Skyscraper
2 stars
Director: Rawson Marshall Thurber
Stars: Dwayne Johnson, Neve Campbell, Pablo Schreiber
Duration: 102 mins
Class: 15
KRS Releasing Ltd

The skyscraper of the title is the Pearl, a 30-storey-high building, the world’s tallest skyscraper overlooking Hong Kong’s Victoria Harbour. At 225 floors and more than 1,000 metres high, it is three times taller than the Empire State Building and is set to house commercial enterprises, entertainment venues and super-luxury apartments… and we must not forget the stupendous, lush and verdant garden that sits halfway up the building. It is a marvel of architecture and technology, the brainchild of billionaire Zhao Long Ji (Chin Han).

The building is about to be inaugurated, pending sign-off by its insurers who in turn await the approval of the building’s security systems by Will Sawyer (Dwayne Johnson).

Will is in Hong Kong for the job with his wife Sarah (Neve Campbell, enhancing a rather one-dimensional damsel-in-distress role by showing off a few decent action moves of her own) and young children Georgia and Henry (the suitably cute McKenna Roberts and Noah Cottrell). However, Sawyer is unwittingly dragged into a plot hatched by Zhao’s enemies, led by the glowering Kores Botha (Roland Moller), who have infiltrated the building and set it on fire –  with Sarah and the kids trapped inside.

Skyscraper’s tagline should read The Diehard Dwayne Johnson fights an Inferno in the Towering Pearl, given it is more than a nod to 1974’s The Towering Inferno, arguably the film that spawned the disaster movie genre. And  it is also obviously a homage (a polite way of calling it a rip-off) to 1988’s Die Hard – though you can’t technically call it Die Hard in a Skyscraper, because Die Hard itself was set in a skyscraper.

More than a nod to Towering Inferno and an homage to Die Hard

It is impossible to ignore the blatant similarities between the Bruce Willis classic (which just turned 30) and Skyscraper’s script, written and directed by Rawson Marshall Thurber. To wit: the lone hero has to outwit a small, well-equipped and fully-armed gang of terrorists while striving to find and save his family trapped in the skyscraper under siege.

The criminals are led by a villain sporting a dodgy, bog-standard East European accent, yet showing none of the charisma of Alan Rickman’s sublime Hans Gruber.
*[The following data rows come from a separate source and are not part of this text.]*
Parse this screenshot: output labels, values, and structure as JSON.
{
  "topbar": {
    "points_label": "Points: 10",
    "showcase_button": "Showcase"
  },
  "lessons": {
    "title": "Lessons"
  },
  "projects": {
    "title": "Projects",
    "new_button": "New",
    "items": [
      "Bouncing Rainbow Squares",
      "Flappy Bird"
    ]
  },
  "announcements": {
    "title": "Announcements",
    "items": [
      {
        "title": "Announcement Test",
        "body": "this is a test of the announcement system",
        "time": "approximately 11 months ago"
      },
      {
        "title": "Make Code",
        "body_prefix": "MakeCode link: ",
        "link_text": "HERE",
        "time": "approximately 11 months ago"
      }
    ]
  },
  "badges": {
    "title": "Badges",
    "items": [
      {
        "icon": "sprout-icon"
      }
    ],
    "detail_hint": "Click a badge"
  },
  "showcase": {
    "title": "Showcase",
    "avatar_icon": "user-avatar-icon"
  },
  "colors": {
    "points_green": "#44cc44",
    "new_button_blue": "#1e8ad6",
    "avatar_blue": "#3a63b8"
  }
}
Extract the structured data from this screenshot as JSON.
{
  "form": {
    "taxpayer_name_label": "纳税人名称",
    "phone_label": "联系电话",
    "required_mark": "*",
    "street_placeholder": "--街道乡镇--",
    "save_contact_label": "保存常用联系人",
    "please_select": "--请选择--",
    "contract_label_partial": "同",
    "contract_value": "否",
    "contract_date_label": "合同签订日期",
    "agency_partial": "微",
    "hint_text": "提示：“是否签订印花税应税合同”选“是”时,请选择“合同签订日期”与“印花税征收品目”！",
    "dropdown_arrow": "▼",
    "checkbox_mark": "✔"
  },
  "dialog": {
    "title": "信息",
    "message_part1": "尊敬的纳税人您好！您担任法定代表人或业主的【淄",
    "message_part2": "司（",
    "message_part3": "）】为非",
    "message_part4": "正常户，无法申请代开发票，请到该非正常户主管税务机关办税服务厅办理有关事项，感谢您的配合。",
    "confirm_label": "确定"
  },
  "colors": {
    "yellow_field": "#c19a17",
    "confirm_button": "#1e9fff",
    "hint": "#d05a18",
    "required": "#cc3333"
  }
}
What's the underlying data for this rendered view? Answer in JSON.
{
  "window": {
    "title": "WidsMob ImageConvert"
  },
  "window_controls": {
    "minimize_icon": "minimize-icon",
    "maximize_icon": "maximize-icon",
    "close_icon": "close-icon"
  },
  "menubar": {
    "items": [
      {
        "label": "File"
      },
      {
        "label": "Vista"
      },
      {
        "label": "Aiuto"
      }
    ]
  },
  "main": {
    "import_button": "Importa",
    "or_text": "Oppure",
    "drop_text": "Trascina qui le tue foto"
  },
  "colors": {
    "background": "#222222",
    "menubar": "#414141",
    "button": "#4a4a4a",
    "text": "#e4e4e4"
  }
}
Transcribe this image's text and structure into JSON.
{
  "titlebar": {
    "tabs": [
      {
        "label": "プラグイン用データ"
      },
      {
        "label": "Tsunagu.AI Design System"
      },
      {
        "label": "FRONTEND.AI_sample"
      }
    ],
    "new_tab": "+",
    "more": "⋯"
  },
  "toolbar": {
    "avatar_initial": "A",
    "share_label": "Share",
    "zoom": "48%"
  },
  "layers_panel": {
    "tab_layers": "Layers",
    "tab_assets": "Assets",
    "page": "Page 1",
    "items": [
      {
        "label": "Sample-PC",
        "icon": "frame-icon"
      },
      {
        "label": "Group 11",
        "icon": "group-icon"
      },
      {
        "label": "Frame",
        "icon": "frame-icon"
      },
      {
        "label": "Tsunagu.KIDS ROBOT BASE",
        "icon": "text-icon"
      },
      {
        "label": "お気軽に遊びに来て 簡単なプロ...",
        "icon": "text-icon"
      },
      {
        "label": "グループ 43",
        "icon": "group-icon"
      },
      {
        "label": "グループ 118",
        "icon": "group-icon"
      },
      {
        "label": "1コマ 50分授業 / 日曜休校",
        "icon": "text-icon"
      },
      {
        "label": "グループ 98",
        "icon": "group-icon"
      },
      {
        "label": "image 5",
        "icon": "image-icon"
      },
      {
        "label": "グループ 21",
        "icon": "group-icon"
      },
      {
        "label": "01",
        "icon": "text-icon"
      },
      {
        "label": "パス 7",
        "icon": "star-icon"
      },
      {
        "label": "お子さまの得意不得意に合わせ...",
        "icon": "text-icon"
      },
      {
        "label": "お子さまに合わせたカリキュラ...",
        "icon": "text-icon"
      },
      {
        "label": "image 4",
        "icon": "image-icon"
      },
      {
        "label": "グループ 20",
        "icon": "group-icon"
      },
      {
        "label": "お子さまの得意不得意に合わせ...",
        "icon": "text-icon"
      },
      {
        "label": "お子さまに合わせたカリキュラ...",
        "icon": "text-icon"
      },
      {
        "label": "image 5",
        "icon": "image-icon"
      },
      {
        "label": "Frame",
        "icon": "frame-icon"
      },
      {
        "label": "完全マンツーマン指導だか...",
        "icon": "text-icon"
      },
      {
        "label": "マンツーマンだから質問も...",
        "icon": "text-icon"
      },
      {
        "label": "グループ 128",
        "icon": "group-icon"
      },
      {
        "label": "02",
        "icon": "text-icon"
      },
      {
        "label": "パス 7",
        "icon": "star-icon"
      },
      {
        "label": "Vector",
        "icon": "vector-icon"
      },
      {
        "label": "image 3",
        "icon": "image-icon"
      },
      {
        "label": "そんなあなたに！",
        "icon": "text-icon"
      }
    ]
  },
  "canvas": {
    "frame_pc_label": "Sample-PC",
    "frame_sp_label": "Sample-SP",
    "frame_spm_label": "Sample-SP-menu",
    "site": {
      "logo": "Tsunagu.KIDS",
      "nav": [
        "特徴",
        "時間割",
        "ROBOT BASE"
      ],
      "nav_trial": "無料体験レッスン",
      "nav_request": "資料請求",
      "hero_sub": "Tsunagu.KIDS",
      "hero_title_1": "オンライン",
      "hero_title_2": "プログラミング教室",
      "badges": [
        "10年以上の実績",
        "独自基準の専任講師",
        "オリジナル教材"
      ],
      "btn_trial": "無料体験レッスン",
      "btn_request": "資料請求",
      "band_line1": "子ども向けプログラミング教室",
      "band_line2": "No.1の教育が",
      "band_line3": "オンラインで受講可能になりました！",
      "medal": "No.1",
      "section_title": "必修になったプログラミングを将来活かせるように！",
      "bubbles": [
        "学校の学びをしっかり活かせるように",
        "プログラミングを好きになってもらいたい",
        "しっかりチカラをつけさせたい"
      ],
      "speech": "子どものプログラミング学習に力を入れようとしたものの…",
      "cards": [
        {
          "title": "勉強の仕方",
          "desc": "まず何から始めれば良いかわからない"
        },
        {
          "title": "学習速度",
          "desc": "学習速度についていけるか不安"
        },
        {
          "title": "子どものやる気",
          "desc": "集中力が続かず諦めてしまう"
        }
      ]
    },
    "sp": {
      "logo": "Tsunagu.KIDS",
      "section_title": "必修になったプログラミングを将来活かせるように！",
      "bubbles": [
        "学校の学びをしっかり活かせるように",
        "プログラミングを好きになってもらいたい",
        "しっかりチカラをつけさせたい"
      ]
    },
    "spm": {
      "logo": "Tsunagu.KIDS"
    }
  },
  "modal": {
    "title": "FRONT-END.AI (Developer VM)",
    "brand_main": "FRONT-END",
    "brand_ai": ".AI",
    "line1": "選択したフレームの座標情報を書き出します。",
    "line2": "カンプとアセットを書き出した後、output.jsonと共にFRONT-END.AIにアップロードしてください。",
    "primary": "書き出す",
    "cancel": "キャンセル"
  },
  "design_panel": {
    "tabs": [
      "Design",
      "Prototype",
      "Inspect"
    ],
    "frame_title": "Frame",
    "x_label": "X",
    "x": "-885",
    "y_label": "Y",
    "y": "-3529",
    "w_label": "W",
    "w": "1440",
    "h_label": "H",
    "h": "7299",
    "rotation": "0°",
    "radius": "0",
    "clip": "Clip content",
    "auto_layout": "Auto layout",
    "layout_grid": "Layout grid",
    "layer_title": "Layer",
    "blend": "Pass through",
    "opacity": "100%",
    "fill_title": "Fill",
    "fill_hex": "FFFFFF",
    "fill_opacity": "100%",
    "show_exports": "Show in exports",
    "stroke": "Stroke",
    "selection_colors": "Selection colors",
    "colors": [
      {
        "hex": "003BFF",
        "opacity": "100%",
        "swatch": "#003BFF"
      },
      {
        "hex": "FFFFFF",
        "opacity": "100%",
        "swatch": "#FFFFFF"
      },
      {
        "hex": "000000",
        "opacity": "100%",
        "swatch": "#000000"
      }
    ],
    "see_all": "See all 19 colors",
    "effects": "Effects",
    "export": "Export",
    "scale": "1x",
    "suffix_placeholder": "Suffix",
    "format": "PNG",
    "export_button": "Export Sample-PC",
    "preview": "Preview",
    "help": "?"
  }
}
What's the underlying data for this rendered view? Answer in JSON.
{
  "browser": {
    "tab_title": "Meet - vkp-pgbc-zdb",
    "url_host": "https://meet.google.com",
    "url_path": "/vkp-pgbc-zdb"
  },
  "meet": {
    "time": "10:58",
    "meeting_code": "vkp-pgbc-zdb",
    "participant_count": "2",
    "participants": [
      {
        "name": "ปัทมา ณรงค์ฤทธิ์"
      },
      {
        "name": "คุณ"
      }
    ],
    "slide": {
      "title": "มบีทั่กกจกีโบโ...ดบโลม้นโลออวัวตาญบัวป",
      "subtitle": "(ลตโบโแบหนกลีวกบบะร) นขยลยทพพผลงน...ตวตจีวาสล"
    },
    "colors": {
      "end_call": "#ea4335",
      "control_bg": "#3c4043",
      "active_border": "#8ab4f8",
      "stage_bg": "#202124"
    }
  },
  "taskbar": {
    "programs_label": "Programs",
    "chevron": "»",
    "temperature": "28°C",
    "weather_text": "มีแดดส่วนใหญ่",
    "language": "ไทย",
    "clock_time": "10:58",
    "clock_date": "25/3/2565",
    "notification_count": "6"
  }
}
And there’s a scene akin to grand larceny which I can’t describe, as it would be too much of a spoiler.

Furthermore, Thurber does not make the most of his lead actor’s considerable talents for, while he inflicts upon him some pretty unbelievable physical trials (more on which below), the character remains sorely underdeveloped. 

An opening sequence illustrating Sawyer’s last assignment as an FBI Hostage Rescue Team leader, which goes disastrously awry and in which he loses a leg, leads us to believe he has also lost his nerve. Yet, that does not stop him hurling himself pell-mell into danger without pause.

Truth be told, I could live with that. Yet, crucially, the film lacks the brand of humour the genre thrives on and unwisely takes itself a tad too seriously. So Johnson grunts and groans through his ordeal with nary a droll remark to lighten things up.

That said, the actor has enough physical presence and natural magnetism to overcome the script’s fundamental flaws and frankly ludicrous plot. He is, in fact, The Rock on which the film is built, so all you need do is check your brain in at the door and allow him carry you along through all the film’s żinnati for a couple of hours of preposterous fun. Don’t dwell too much on why the owner of a multi-billion-dollar construction project would hire a security expert who works alone out of a garage to assess said project’s highly complex security and safety features. Just enjoy the thrills as Sawyer climbs up a crane in a matter of minutes to reach the 96th floor of the building – which he then crashes into via a death-defying leap from said crane.

Sometimes, he abseils down the building to reach a security system access panel situated behind the building’s gargantuan wind turbines (don’t ask); or holds up a steel bridge with ropes; he even sends his wife and son to safety by putting them in a lift that hurtles to the ground in freefall… and many such other stories. Just enjoy it for what it is.